Partial fraction decomposition is a technique used to break down complex rational expressions into simpler ones, making them easier to integrate. When faced with a rational integrand, like in this exercise, partial fractions allow us to express it as a sum of simpler fractions.

• Start by factoring the denominator. In our case, the denominator is \( t^2 - 1 \), which can be factored into \((t - 1)(t + 1)\).
• Express the original fraction \(\frac{2}{t^2 - 1}\) as the sum of two separate fractions: \(\frac{A}{t - 1} + \frac{B}{t + 1}\).
• To find \(A\) and \(B\), multiply both sides by the original denominator and equate coefficients, resulting in a system of equations. Here, \(A = 1\) and \(B = -1\).

This decomposition simplifies solving the integral, transforming it into two simpler integrals that can be tackled individually.

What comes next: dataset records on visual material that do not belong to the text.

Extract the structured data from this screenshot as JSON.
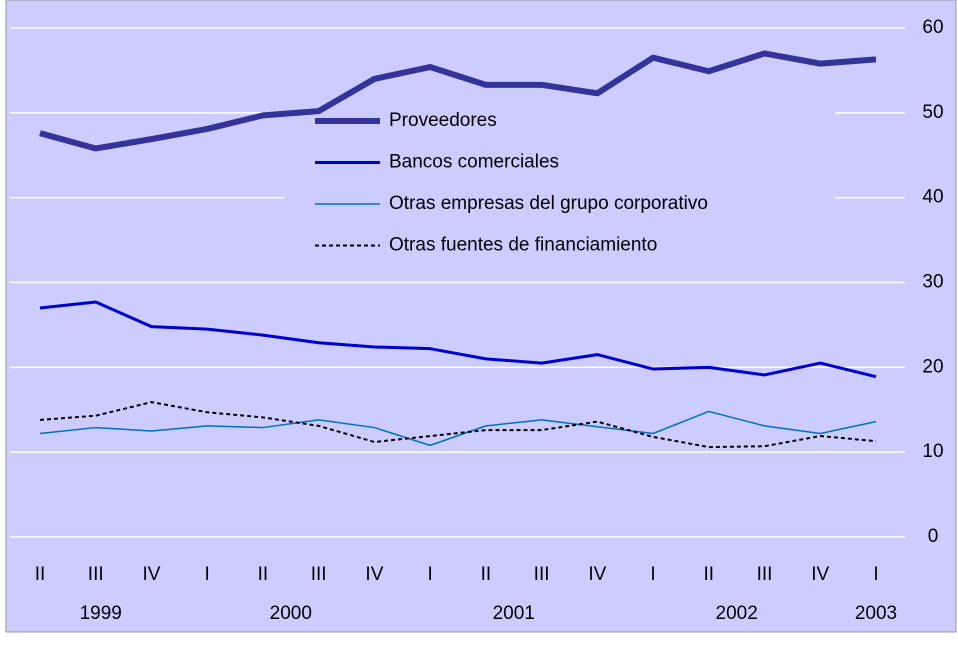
{
  "chart_data": {
    "type": "line",
    "categories": [
      "II",
      "III",
      "IV",
      "I",
      "II",
      "III",
      "IV",
      "I",
      "II",
      "III",
      "IV",
      "I",
      "II",
      "III",
      "IV",
      "I"
    ],
    "years": [
      "1999",
      "2000",
      "2001",
      "2002",
      "2003"
    ],
    "series": [
      {
        "name": "Proveedores",
        "color": "#333399",
        "line_width": 6,
        "dash": false,
        "values": [
          47.6,
          45.8,
          46.9,
          48.1,
          49.7,
          50.2,
          54.0,
          55.4,
          53.3,
          53.3,
          52.3,
          56.5,
          54.9,
          57.0,
          55.8,
          56.3
        ]
      },
      {
        "name": "Bancos comerciales",
        "color": "#0000cc",
        "line_width": 3,
        "dash": false,
        "values": [
          27.0,
          27.7,
          24.8,
          24.5,
          23.8,
          22.9,
          22.4,
          22.2,
          21.0,
          20.5,
          21.5,
          19.8,
          20.0,
          19.1,
          20.5,
          18.9
        ]
      },
      {
        "name": "Otras empresas del grupo corporativo",
        "color": "#0070c0",
        "line_width": 1.5,
        "dash": false,
        "values": [
          12.2,
          12.9,
          12.5,
          13.1,
          12.9,
          13.8,
          12.9,
          10.8,
          13.1,
          13.8,
          13.0,
          12.2,
          14.8,
          13.1,
          12.2,
          13.6
        ]
      },
      {
        "name": "Otras fuentes de financiamiento",
        "color": "#000000",
        "line_width": 2,
        "dash": true,
        "values": [
          13.8,
          14.3,
          15.9,
          14.7,
          14.1,
          13.1,
          11.2,
          11.9,
          12.6,
          12.6,
          13.6,
          11.8,
          10.6,
          10.7,
          11.9,
          11.3
        ]
      }
    ],
    "ylim": [
      0,
      60
    ],
    "yticks": [
      0,
      10,
      20,
      30,
      40,
      50,
      60
    ],
    "grid": true,
    "legend_position": "center",
    "background": "#ccccff"
  }
}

Determining whether an integral is convergent or divergent is crucial in evaluating improper integrals. Convergent integrals have a finite value, while divergent integrals do not have a limit and can approach infinity.
To identify if an integral converges or diverges:

• Examine the behavior of the integrand as it approaches the boundaries of integration. If both individual integrals diverge when evaluated from the lower limit to infinity, the original integral will also diverge.
• Comparing the integrand to known integrals or using the comparison test can provide insight into whether the integral converges or diverges.
• In our case, after rewriting the integral using partial fractions, both integrals \(\int_{2}^{\infty} \frac{1}{t-1} \, d t\) and \(\int_{2}^{\infty} \frac{1}{t+1} \, d t\) diverge. Therefore, the integral of interest is divergent as well.

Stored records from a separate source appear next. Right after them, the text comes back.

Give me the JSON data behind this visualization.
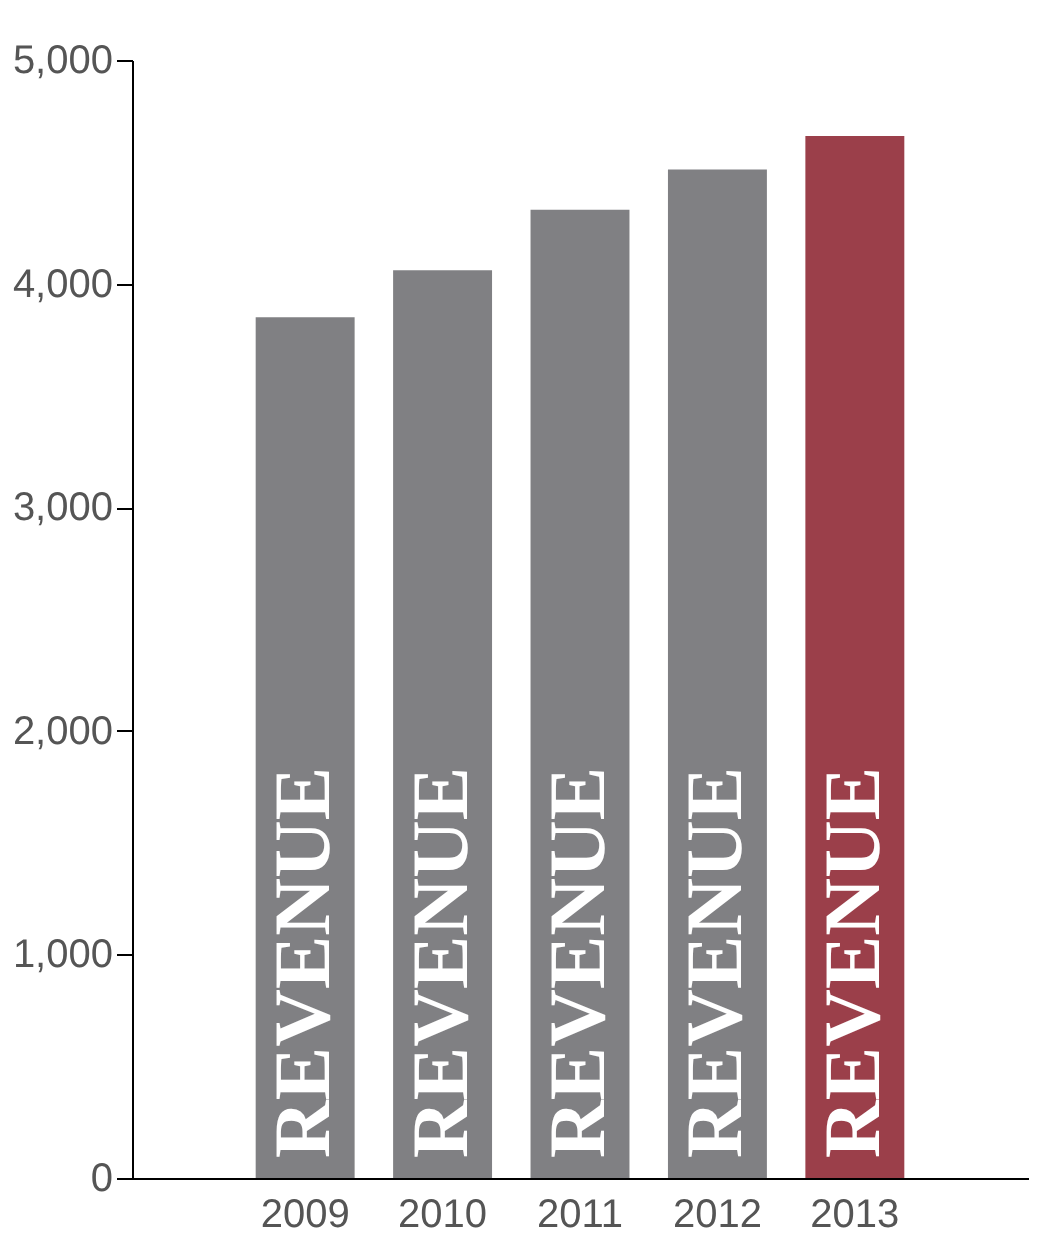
{
  "chart_data": {
    "type": "bar",
    "categories": [
      "2009",
      "2010",
      "2011",
      "2012",
      "2013"
    ],
    "values": [
      3850,
      4060,
      4330,
      4510,
      4660
    ],
    "colors": [
      "#808083",
      "#808083",
      "#808083",
      "#808083",
      "#9b3f4a"
    ],
    "ylim": [
      0,
      5000
    ],
    "yticks": [
      {
        "value": 0,
        "label": "0"
      },
      {
        "value": 1000,
        "label": "1,000"
      },
      {
        "value": 2000,
        "label": "2,000"
      },
      {
        "value": 3000,
        "label": "3,000"
      },
      {
        "value": 4000,
        "label": "4,000"
      },
      {
        "value": 5000,
        "label": "5,000"
      }
    ],
    "annotations": [
      "REVENUE",
      "REVENUE",
      "REVENUE",
      "REVENUE",
      "REVENUE"
    ],
    "grid": false
  }
}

Understanding convergence and divergence helps predict the behavior of integrals over infinite intervals or unbounded functions.

The limit of integration characterizes the endpoints of the interval over which we are integrating. In improper integrals, if one or both of these limits extend to infinity, a special approach is needed to compute the integral.
For an integral such as \(\int_{2}^{\infty} f(t) \, dt\), we replace the upper limit of integration with a variable, typically \(b\), that tends toward infinity:

• Rewrite the integral as \(\int_{2}^{b} f(t) \, dt\).
• Calculate this integral symbolically as if \(b\) were finite.
• Evaluate the limit as \(b\) approaches infinity to assess convergence.

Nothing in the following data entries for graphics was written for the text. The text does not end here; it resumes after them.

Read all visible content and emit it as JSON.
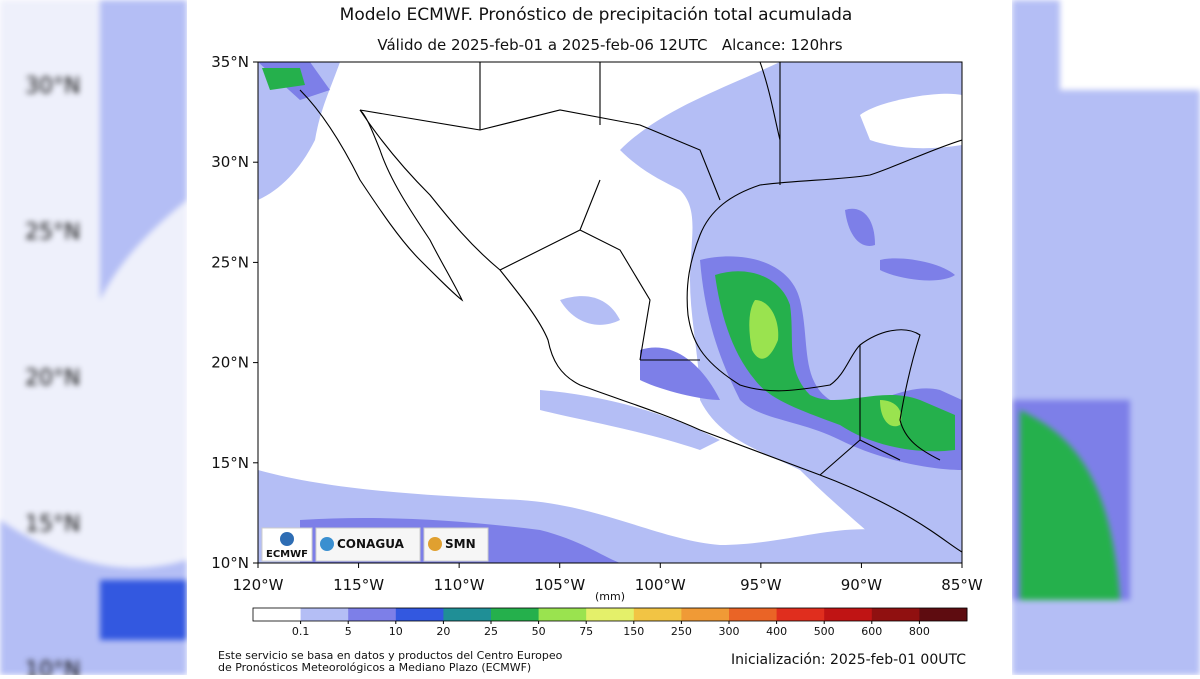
{
  "header": {
    "title": "Modelo ECMWF. Pronóstico de precipitación total acumulada",
    "subtitle": "Válido de 2025-feb-01 a 2025-feb-06 12UTC   Alcance: 120hrs"
  },
  "map": {
    "xlim": [
      -120,
      -85
    ],
    "ylim": [
      10,
      35
    ],
    "xticks": [
      {
        "value": -120,
        "label": "120°W"
      },
      {
        "value": -115,
        "label": "115°W"
      },
      {
        "value": -110,
        "label": "110°W"
      },
      {
        "value": -105,
        "label": "105°W"
      },
      {
        "value": -100,
        "label": "100°W"
      },
      {
        "value": -95,
        "label": "95°W"
      },
      {
        "value": -90,
        "label": "90°W"
      },
      {
        "value": -85,
        "label": "85°W"
      }
    ],
    "yticks": [
      {
        "value": 35,
        "label": "35°N"
      },
      {
        "value": 30,
        "label": "30°N"
      },
      {
        "value": 25,
        "label": "25°N"
      },
      {
        "value": 20,
        "label": "20°N"
      },
      {
        "value": 15,
        "label": "15°N"
      },
      {
        "value": 10,
        "label": "10°N"
      }
    ],
    "logos": [
      "ECMWF",
      "CONAGUA",
      "SMN"
    ]
  },
  "legend": {
    "unit": "(mm)",
    "levels": [
      0.1,
      5,
      10,
      20,
      25,
      50,
      75,
      150,
      250,
      300,
      400,
      500,
      600,
      800
    ],
    "colors": [
      "#ffffff",
      "#b4bef5",
      "#7d7fe8",
      "#3358e0",
      "#1f8f96",
      "#25b04c",
      "#9ae34f",
      "#e4f06a",
      "#f2c444",
      "#f09a36",
      "#ea6426",
      "#e02e1e",
      "#c01414",
      "#901010",
      "#5e0c10"
    ]
  },
  "footer": {
    "credit": [
      "Este servicio se basa en datos y productos del Centro Europeo",
      "de Pronósticos Meteorológicos a Mediano Plazo (ECMWF)"
    ],
    "init": "Inicialización: 2025-feb-01 00UTC"
  }
}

In step 6 of our exercise, we derived the limits for both \(\int_{2}^{\infty} \frac{1}{t-1} \, dt\) and \(\int_{2}^{\infty} \frac{1}{t+1} \, dt\), observing their divergence since both logarithmic expressions approached infinity.

When integrating over a range that extends to infinity, we perform what is termed infinite integration. The focus is not only on evaluating the integral but also on checking its behavior at the upper boundary of integration.
Steps to handle infinite integration include:

• Replace infinite limits with a variable and approach these limits using the limit process.
• For integrals such as \(\int_{a}^{\infty} f(t) \, dt\), we calculate \(\lim_{b \to \infty} \int_{a}^{b} f(t) \, dt\).
• Analyzing the convergence or divergence of these calculated limits refines the solution.

In our example, we treated both parts of the decomposed integral this way, recognizing the divergence of each as their respective logarithmic evaluations extended to infinity, thus leading to the conclusion that the original integral was divergent.